Les enjeux majeurs dans la nouvelle Afrique du Sud sont géographiques, sociaux et économiques. La situation des circonscriptions est capitale dans un pays où l’apartheid avait associé race et appartenance territoriale. Si la division du pays en neuf provinces au lieu de quatre n’a pas posé de problème majeur, il n’en va pas de même pour le découpage au niveau municipal, puisqu’il s’agit d’associer des espaces riches et pauvres, encore fortement marqués racialement et ce faisant d’amorcer une redistribution des richesses. Fautes d’accord sur les découpages, les élections locales ont dû être retardés dans le Cap occidental et le Natal. Il s’agit d’autre part d’atténuer les contrastes sociaux, ferment d’oppositions raciales, sans briser l’appareil de production ni effrayer les investissements par une politique économique libérale, n’a qu’une étroite marge de manœuvre et peur craindre les réactions d’une population noire qui espère une évolution rapide de son sort.

L’Afrique du Sud jouera-t-elle sur le continent le rôle majeur que suggère sa relative puissance économique ? Si elle s’efforce d’accroître ses parts de marché économique dans les pays proches, elle se montre trop réticente pour assumer quelque leadership que ce soit, tout en s’inquiétant de voir une immigration africaine comme malgré elle, elle est plus attirée, somme toute, par le développement de ses relations avec les industrialisés d’Asie (notamment la Chine) et avec e pays du "Nord"...

A l’heure où l’Afrique du Sud semble ainsi, ne pas savoir "où mettre de la tête", la délégation burkinabè va offrir au "géant" Sud Africain, les saveurs de la philosophie du développement solidaire : solidarité nécessaire entre les différentes couches sociales de la société sud-africaine et solidarité envers les"frères africains".

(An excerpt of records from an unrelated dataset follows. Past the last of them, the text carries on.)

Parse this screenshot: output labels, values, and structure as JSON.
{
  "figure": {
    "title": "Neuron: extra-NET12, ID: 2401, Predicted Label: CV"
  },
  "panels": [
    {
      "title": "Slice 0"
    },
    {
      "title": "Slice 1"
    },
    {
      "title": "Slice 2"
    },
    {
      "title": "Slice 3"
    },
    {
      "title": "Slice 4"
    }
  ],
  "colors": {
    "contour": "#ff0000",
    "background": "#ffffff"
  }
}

Les huis-clos entre Blaise Compaoré et l’héritier "indépendant" de Nelson Mandela, seront donc d’une part, l’occasion pour M’béki de garantir au Burkina son soutien politique et diplomatique, son partenariat culturel, économique et social. D’autre part, entre en "gens de gauche", dans une économie mondiale à dominance libérale, le président Compaoré devrait apporter au président sud-africain "la solution du développement solidaire", tant sur le plan national que sur le plan africain...

Ibrahiman SAKANDE (ibra.sak@caramail.com )


L’Afrique du Sud "en lettres en chiffres"

Nom complet : République d’Afrique du Sud

Superficie : 1 233 404 km2

Population : 37,8 millions d’habitants

Capitale : Pretoria (1 010 000 habitants)

Répartition : 75% de noirs, 13% de blancs, 8% de métisses et 3% d’origine indienne.

Langues : Afrikaans, anglais, sesotho, isixhosa, isizulu, idindebele, salebowa, siswati, xitsonga, setswana, tshivenda.

religion : Chrétienne, musulmane, hindoue, juive et les religions traditionnelles.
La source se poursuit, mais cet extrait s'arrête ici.